KS2011: Structured error logging

Posted Oct 27, 2011 7:18 UTC (Thu) by epierre (subscriber, #60841) [Link]

If you change the format string to either correct a typo or add a little more information, the hash value changes, that makes the identifier very unstable.

KS2011: Structured error logging

Posted Oct 27, 2011 11:10 UTC (Thu) by Felix.Braun (guest, #3032) [Link] (1 responses)

The thought of translating error messages was also floated. That would obviously change the has value. But then, I think that nowadays every sysadmin has some basic understanding of english. So I'm not so sure translation would even be necessary.

KS2011: Structured error logging

Posted Nov 3, 2011 13:52 UTC (Thu) by renox (guest, #23785) [Link]

> But then, I think that nowadays every sysadmin has some basic understanding of english.

Totally wrong, just think about the use of Linux on desktops where each user is also a "sysadmin".

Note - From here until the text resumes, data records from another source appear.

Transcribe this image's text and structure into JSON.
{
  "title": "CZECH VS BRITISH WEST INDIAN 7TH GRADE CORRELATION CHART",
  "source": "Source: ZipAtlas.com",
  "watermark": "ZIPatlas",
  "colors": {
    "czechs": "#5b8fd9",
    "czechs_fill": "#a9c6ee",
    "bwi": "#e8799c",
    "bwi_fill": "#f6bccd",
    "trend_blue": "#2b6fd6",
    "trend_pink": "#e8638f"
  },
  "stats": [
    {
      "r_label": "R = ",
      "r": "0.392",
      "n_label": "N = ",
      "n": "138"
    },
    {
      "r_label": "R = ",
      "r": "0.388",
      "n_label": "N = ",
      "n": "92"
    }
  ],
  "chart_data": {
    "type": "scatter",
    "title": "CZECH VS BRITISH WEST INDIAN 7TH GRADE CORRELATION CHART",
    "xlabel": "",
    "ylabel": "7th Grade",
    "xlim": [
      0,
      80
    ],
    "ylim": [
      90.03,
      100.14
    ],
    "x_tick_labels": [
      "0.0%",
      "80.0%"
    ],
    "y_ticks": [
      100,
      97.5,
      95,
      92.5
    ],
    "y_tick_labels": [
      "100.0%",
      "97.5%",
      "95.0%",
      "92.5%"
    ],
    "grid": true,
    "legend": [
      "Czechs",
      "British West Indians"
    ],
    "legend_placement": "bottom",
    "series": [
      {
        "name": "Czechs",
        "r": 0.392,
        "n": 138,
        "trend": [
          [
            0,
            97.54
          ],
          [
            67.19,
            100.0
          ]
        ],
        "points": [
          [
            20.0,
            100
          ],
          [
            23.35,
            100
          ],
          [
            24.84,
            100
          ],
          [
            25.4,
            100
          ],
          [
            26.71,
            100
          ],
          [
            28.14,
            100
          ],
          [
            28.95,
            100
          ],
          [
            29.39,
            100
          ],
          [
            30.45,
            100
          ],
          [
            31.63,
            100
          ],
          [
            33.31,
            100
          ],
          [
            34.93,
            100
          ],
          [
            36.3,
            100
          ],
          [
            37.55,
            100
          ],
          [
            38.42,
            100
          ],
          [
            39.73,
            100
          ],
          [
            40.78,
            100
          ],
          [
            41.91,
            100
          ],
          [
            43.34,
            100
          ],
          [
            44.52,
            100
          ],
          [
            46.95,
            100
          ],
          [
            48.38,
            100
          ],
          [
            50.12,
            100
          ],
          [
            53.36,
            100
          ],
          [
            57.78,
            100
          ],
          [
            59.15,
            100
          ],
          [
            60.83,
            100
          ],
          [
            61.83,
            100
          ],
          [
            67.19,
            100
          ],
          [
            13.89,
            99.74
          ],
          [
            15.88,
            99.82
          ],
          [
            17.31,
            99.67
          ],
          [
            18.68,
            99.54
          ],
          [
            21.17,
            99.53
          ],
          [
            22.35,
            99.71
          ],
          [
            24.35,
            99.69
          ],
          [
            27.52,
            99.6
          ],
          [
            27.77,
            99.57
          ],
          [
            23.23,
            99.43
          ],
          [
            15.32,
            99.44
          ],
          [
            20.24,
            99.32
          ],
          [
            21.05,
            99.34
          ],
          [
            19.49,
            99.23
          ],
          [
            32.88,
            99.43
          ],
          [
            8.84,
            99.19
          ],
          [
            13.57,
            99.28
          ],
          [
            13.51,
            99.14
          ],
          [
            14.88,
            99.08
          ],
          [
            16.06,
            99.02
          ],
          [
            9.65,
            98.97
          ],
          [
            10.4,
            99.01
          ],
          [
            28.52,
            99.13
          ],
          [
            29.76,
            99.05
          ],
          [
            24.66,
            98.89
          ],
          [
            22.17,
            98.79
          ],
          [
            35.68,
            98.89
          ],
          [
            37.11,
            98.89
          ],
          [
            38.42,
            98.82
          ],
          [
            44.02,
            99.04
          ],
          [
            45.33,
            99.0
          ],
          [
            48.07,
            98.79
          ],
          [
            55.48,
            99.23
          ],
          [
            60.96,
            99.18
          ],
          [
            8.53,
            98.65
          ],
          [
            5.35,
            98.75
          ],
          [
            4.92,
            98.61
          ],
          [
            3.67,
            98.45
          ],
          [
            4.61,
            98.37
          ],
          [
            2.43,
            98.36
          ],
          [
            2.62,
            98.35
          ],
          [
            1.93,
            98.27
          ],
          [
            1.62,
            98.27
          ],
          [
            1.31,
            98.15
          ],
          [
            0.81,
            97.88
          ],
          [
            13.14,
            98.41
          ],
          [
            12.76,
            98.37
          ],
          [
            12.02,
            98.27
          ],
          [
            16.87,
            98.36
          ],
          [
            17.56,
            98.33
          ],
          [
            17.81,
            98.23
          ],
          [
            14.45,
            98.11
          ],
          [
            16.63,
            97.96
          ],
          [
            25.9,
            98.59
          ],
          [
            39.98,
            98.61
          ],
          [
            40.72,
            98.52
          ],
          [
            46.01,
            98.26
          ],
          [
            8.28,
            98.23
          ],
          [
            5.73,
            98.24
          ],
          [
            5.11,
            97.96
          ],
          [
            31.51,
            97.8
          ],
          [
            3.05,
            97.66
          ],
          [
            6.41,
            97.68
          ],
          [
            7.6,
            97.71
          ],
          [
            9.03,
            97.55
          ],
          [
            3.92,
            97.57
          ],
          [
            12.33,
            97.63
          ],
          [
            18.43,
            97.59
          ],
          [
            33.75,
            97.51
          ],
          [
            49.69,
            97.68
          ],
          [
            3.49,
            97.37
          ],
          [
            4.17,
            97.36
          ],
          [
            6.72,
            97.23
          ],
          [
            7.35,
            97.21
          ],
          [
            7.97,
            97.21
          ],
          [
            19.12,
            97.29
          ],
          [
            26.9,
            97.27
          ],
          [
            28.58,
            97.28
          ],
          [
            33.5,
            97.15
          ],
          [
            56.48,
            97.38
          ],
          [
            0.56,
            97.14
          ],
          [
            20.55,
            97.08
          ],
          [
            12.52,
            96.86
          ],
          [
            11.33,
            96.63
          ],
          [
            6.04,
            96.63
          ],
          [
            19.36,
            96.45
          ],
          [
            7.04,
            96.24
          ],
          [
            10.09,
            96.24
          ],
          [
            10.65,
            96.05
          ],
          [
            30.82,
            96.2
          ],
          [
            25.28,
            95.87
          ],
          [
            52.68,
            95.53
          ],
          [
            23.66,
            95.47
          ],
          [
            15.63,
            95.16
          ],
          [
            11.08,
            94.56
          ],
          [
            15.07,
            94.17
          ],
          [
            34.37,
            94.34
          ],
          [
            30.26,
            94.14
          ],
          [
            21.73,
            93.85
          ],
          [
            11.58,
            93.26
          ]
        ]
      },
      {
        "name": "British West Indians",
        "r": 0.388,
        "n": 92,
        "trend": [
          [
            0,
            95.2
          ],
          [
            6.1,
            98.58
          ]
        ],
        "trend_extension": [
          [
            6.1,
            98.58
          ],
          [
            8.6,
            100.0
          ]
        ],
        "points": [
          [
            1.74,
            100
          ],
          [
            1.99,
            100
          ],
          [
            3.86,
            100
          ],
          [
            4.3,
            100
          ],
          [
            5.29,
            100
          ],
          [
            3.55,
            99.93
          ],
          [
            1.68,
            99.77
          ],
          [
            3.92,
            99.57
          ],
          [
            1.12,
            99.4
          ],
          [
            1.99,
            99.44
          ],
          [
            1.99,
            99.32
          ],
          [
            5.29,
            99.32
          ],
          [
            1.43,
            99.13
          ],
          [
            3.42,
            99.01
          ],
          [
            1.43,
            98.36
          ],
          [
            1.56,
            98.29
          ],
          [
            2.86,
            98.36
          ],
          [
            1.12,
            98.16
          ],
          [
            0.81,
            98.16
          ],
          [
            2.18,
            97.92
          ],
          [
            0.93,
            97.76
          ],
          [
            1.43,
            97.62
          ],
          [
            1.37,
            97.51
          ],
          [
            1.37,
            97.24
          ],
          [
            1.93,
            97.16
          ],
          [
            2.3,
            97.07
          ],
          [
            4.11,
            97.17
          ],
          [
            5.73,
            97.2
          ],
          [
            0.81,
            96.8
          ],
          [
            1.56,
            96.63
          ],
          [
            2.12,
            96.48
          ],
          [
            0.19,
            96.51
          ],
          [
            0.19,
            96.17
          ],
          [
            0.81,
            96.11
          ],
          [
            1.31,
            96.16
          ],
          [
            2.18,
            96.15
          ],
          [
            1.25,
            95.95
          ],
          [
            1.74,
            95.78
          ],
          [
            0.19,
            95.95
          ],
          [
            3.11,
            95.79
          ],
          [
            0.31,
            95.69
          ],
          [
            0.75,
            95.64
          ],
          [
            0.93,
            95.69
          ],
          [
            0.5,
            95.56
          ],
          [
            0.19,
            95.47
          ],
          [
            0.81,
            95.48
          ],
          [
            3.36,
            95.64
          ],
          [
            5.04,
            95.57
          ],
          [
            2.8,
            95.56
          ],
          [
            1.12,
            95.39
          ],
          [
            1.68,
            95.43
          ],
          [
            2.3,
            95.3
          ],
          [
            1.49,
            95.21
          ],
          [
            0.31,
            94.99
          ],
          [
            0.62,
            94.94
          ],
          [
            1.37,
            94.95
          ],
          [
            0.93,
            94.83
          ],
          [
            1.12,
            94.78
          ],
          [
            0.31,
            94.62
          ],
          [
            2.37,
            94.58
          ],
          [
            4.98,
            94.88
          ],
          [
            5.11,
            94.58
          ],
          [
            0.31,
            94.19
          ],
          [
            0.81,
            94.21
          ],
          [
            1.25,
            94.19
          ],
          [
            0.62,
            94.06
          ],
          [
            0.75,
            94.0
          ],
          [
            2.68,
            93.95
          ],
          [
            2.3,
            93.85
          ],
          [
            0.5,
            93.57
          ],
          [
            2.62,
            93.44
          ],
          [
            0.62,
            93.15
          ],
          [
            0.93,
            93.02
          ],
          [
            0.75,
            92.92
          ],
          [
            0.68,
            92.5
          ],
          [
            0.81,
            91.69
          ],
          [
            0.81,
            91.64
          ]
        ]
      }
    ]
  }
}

KS2011: Structured error logging

Posted Nov 1, 2011 5:04 UTC (Tue) by jcm (subscriber, #18262) [Link] (1 responses)

I'm fond of my 1980s technology, but I see the point here. Still, I would hope any such effort is properly standardized between distributions. If there's an opportunity for larger technology standardization between Linux and Unix-like systems out there, that should be done too. This kind of thing should not be brought to the attention of industry standards bodies after it's been done.

KS2011: Structured error logging

Posted Nov 1, 2011 14:32 UTC (Tue) by nix (subscriber, #2304) [Link]

But standardizing things before widespread implementation experience is available is a recipe for awful standards. You *must* implement first, or you end up with the export keyword all over again.